Pournelle is on a quest to understand the role of marshes in southern Iraq between 4000 B.C.E. and 3000 B.C.E., when humans first began to live in a network of cities. After a decade of work with satellite and aerial images, she and two colleagues finally got a chance to see the region up close last September, on an expedition with the University of Basra.
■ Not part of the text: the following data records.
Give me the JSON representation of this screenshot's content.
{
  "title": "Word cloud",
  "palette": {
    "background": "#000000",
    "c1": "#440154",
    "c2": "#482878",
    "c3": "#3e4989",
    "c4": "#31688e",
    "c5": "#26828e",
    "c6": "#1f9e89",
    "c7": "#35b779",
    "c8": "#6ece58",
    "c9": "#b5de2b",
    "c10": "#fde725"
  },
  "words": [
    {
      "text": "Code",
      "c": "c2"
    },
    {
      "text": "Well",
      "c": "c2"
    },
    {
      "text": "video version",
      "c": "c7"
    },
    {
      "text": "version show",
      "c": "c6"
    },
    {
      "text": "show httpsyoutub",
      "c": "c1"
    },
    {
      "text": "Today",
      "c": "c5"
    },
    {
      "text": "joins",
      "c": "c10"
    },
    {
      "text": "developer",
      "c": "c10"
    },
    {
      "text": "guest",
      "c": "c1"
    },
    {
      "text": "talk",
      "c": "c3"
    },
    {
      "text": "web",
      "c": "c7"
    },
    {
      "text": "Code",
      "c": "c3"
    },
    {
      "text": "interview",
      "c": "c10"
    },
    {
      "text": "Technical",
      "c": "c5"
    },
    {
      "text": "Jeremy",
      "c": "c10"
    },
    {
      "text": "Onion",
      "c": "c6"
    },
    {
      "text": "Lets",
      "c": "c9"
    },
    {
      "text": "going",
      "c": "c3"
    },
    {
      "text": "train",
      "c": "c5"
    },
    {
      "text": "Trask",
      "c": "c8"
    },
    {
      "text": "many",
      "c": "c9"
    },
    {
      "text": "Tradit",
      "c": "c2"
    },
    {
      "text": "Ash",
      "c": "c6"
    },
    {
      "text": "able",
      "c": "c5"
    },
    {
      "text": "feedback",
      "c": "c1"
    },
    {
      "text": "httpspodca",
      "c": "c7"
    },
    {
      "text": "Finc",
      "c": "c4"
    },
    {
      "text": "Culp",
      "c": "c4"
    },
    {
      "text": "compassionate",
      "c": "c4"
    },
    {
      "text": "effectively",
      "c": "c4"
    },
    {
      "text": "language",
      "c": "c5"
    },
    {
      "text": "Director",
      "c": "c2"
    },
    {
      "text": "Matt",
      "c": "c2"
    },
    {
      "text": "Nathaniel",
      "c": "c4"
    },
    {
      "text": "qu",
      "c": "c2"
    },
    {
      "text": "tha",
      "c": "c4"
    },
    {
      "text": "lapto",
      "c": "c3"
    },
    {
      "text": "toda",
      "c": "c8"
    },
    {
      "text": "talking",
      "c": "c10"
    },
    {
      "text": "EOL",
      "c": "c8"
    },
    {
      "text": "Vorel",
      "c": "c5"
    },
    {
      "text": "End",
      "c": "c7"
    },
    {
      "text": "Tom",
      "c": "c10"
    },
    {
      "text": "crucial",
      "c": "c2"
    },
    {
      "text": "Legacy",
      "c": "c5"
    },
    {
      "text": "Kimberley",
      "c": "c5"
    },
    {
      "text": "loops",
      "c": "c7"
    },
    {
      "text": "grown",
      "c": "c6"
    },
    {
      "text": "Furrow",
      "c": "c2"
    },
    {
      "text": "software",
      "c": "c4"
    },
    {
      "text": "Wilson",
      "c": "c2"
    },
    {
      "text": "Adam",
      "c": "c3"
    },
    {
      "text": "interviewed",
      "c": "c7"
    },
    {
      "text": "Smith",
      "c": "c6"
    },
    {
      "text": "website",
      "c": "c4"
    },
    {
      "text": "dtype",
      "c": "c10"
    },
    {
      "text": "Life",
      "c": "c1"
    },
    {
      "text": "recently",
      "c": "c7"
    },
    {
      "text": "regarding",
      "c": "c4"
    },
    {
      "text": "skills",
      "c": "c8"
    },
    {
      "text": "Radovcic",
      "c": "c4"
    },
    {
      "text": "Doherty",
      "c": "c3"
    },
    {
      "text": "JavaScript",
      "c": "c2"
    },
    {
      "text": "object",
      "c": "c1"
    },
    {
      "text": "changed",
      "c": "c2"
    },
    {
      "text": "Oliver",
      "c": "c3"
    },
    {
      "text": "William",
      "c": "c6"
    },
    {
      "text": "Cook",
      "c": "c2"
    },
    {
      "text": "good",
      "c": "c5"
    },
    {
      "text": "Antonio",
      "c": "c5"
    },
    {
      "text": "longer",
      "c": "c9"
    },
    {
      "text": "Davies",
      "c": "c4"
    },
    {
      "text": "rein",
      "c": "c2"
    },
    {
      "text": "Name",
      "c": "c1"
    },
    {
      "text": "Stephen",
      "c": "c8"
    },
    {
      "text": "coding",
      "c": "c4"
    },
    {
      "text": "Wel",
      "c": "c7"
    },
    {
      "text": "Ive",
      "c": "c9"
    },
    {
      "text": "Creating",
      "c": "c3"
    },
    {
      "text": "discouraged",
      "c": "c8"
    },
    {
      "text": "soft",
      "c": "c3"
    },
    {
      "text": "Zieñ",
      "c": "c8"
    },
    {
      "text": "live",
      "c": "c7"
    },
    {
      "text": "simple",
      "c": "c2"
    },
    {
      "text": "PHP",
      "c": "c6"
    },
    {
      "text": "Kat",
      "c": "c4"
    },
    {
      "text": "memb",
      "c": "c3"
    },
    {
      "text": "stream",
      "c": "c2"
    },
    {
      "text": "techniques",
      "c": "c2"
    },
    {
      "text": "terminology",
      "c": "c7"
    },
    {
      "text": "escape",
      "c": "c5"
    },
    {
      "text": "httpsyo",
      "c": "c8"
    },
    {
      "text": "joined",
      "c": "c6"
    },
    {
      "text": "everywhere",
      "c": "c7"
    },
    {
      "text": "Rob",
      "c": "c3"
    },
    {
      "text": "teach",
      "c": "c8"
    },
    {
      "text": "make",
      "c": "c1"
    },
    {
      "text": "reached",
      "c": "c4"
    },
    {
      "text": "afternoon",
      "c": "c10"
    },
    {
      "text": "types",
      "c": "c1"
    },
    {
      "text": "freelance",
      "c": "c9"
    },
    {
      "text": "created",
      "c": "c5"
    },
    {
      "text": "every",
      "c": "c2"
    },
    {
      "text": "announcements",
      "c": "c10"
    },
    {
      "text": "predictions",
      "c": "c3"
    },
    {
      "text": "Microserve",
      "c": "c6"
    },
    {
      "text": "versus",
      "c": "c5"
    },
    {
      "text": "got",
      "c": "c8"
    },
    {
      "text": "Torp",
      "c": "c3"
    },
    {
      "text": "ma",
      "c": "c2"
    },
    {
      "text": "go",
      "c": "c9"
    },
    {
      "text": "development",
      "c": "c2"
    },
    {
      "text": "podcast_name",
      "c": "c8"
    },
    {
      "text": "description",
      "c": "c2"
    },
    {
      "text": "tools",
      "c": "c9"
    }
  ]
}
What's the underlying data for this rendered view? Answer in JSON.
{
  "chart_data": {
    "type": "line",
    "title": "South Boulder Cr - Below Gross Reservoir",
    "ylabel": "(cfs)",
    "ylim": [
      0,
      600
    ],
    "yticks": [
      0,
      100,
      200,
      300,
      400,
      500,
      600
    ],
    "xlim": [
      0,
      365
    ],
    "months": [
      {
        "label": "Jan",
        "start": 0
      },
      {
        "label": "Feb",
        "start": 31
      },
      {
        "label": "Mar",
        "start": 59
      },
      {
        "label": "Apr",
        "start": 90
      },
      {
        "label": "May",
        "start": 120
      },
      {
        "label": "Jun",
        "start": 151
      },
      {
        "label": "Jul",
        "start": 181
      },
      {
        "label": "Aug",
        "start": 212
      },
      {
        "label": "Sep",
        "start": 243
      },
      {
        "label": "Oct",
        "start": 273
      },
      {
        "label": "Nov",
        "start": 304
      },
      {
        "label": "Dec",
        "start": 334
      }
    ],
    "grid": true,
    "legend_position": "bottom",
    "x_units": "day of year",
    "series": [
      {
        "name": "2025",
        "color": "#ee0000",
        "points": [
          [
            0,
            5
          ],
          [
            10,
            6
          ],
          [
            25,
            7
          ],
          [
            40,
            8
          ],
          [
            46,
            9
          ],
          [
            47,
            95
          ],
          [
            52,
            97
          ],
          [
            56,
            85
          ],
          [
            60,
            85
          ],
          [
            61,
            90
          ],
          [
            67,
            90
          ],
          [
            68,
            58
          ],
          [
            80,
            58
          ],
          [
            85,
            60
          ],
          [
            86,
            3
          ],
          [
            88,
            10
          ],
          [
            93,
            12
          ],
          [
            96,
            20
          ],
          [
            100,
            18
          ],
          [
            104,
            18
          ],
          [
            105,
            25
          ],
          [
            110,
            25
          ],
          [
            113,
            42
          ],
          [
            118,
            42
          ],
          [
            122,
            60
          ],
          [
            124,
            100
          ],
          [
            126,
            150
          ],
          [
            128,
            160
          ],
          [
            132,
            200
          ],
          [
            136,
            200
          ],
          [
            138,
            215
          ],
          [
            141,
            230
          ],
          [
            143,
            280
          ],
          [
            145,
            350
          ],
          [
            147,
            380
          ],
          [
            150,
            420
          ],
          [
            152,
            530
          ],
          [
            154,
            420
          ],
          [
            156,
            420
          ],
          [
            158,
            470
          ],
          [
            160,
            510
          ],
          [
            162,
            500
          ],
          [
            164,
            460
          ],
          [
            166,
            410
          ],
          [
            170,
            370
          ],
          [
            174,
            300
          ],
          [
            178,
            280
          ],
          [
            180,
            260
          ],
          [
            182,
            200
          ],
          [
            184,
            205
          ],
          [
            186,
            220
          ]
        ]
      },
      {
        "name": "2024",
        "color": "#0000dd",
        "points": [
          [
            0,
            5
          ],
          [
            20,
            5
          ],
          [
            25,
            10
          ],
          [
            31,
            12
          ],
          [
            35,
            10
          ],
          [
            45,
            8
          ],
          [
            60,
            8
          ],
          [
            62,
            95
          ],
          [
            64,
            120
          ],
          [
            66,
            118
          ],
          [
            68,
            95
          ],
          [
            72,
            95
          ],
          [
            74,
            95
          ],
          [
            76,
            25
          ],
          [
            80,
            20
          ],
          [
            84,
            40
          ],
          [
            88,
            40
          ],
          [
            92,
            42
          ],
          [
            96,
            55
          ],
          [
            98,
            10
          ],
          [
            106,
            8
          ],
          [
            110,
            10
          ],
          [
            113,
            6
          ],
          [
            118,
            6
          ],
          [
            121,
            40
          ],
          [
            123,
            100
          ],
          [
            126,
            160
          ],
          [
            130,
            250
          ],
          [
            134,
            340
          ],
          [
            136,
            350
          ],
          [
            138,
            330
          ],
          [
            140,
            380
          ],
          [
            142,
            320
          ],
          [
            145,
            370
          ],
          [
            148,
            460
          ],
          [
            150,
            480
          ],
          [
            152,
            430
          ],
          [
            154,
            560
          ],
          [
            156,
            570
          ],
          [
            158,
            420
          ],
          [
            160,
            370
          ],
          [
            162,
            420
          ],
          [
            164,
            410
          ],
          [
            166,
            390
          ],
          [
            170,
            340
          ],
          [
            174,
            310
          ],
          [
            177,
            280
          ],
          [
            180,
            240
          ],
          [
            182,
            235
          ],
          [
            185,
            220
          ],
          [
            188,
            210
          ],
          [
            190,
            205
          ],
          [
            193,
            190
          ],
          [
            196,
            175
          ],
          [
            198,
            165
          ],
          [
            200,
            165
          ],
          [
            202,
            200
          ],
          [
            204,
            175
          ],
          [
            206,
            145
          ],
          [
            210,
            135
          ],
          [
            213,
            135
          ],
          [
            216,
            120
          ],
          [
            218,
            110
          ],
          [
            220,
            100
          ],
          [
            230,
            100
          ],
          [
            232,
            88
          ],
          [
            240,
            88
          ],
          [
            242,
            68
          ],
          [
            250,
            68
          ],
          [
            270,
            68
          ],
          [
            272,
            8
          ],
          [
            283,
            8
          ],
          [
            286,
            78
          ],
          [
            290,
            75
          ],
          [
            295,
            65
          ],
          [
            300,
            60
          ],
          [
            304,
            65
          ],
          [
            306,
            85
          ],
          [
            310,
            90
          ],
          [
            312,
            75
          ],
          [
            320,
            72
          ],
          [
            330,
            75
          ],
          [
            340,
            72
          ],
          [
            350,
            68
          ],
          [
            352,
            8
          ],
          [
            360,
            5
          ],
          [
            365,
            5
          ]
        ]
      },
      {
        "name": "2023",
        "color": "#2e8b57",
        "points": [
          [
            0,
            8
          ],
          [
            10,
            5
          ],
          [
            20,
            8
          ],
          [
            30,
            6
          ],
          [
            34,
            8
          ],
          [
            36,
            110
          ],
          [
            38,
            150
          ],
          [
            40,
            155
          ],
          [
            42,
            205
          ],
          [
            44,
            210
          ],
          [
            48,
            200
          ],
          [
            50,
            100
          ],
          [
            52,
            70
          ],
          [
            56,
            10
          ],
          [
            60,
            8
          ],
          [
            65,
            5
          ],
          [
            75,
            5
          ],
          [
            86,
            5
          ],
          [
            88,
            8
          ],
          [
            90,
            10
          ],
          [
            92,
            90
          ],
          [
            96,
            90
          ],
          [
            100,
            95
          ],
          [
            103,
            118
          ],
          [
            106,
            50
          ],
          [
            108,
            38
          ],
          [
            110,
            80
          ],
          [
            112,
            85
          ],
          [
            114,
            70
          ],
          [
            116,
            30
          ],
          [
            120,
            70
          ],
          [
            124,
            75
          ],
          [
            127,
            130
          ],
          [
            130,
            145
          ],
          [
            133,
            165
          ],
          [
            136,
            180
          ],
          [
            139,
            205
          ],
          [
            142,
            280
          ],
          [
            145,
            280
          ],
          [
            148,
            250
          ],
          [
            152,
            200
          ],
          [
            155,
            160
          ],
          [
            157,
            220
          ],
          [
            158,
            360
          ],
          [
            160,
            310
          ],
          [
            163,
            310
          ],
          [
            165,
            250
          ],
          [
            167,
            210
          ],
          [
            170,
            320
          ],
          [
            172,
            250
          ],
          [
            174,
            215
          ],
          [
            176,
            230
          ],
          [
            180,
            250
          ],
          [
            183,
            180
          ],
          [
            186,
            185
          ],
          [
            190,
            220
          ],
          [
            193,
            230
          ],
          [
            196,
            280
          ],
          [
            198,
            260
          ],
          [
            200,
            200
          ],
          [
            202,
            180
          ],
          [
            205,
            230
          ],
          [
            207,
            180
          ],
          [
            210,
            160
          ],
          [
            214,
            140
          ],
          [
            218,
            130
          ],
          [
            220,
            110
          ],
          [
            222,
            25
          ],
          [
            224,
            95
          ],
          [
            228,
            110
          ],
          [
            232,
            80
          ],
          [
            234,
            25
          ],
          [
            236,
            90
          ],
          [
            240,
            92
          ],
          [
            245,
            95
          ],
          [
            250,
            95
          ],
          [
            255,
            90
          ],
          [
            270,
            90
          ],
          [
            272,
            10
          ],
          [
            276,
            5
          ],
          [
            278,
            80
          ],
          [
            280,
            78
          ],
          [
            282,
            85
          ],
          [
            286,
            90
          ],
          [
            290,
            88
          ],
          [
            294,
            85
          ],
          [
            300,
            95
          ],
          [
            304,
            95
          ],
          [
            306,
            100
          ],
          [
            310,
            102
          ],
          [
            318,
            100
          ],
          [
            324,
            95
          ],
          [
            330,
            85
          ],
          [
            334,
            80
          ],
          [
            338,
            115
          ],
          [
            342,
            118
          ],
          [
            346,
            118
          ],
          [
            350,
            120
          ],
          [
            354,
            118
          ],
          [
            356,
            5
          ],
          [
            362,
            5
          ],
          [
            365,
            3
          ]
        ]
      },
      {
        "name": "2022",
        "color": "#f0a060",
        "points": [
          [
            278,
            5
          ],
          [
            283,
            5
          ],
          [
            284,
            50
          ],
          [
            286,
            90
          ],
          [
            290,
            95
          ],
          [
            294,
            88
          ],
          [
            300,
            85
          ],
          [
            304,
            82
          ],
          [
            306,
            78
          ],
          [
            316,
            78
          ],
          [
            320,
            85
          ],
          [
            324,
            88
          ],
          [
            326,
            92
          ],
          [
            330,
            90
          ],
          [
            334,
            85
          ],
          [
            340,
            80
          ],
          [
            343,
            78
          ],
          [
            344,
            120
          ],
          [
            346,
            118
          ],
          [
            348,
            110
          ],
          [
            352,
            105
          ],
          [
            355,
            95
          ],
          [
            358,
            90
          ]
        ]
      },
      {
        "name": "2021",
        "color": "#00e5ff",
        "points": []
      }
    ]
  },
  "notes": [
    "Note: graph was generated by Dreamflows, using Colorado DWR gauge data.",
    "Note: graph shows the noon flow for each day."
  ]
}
She presented the team's findings at a meeting in November and hopes to return to Iraq this year.
If she is right, says her former adviser, Guillermo Algaze of the University of California, San Diego, “we may have to rethink how Mesopotamian civilization began.” “It's very intriguing,” adds archaeologist Jason Ur of Harvard University. “She's proposing a radically different environmental context for the first cities.” But additional on-the-ground data will be crucial to convince interested but skeptical colleagues.

Jerry continues

Investigating Chinampa Farming
Re your daughter’s writings on fertile crescent cities being formed on swamps:
This appeared to be how the Aztec empire was built. A small tribe forced to live in the middle of a lake became enormously productive & begat a great nation.
" How the Aztec Empire fed the burgeoning population of its capital, Tenochtitlan, has long intrigued researchers. Most of Tenochtitlan’s estimated 150,000 to 200,000 inhabitants at the time of Spanish contact were not food producers. The system, known as chinampas, of draining swamps and building up fields in the shallow Basin of Mexico lakebeds, was a remarkable form of intensive agriculture that Jeffrey Parsons of the University of Michigan suggests provided one-half to two-thirds of the food consumed in Tenochtitlan.
At the time of Spanish contact, shallow lakes covered approximately 1000 km2 of the Basin of Mexico. Archaeological surveys show that large expanses of the lakes were converted into chinampas."
Neil Craig

Jenny has created considerable scientific interest in her theories of marshlands and the origins of civilization. Needless to say I am proud of her.